Sometimes I’ll train at a company that’s creating a data engineering team. The team often includes a Data Scientist.
I’ll always make a note to talk to the Data Scientist about their experience and interactions with the team before I arrived. These Data Scientists are recent hires – within the last 6 months. A clear theme is that their time is under-utilized. They’ve been waiting for 2-6 months for a Data Engineer to create the data pipeline for them.
The trouble is that the definition of Data Scientist is highly variable. For some, it means a person with some programming skills that has math skills. With Data Scientists, the programming and distributed system skill level is incredibly variable. They can range from people with a CS degree to beginner programmers.
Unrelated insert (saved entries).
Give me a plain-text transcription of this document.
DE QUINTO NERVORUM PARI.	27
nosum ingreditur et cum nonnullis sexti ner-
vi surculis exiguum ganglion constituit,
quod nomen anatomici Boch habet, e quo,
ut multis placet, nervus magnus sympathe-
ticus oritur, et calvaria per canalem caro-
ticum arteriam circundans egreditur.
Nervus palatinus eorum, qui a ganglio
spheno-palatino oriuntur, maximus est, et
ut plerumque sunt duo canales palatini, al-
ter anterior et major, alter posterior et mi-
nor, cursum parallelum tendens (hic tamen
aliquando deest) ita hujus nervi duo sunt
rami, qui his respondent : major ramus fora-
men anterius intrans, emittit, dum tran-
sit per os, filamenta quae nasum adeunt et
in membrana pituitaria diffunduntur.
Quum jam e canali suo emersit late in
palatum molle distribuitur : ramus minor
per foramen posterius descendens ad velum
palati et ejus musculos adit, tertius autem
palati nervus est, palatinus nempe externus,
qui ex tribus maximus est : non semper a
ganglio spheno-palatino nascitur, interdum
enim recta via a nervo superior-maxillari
These beginner to intermediate programmers will have the most difficulty in creating the data pipeline. They’re lacking the programming, distributed systems, and Big Data skills to create a data pipeline because that’s a complex endeavor; they’re not lacking the math or statistical skills.
These inabilities lead to issues all around. The Data Scientist expected the data pipeline to already be created when they were hired. They’re used to creating the models and not the hardcore data engineering that’s needed. They’re consumers of the pipeline and the creators of the pipeline. The company and managers are expecting the Data Scientist to create the data pipeline.
When I’ve encountered this issue, the Data Scientist has been idle for 2-6 months. After about 6 months they’ll quit. They haven’t done any of the cool stuff they thought they were signing on for. At small companies, this spells the end of the Big Data foray.
My suggestion is to make sure you have a data pipeline before hiring your first Data Scientist. This will require you to create a data engineering team, before or at the same, as you’re creating a data science team. At a minimum, you need to inventory your datasets and make them available before hiring a Data Scientist.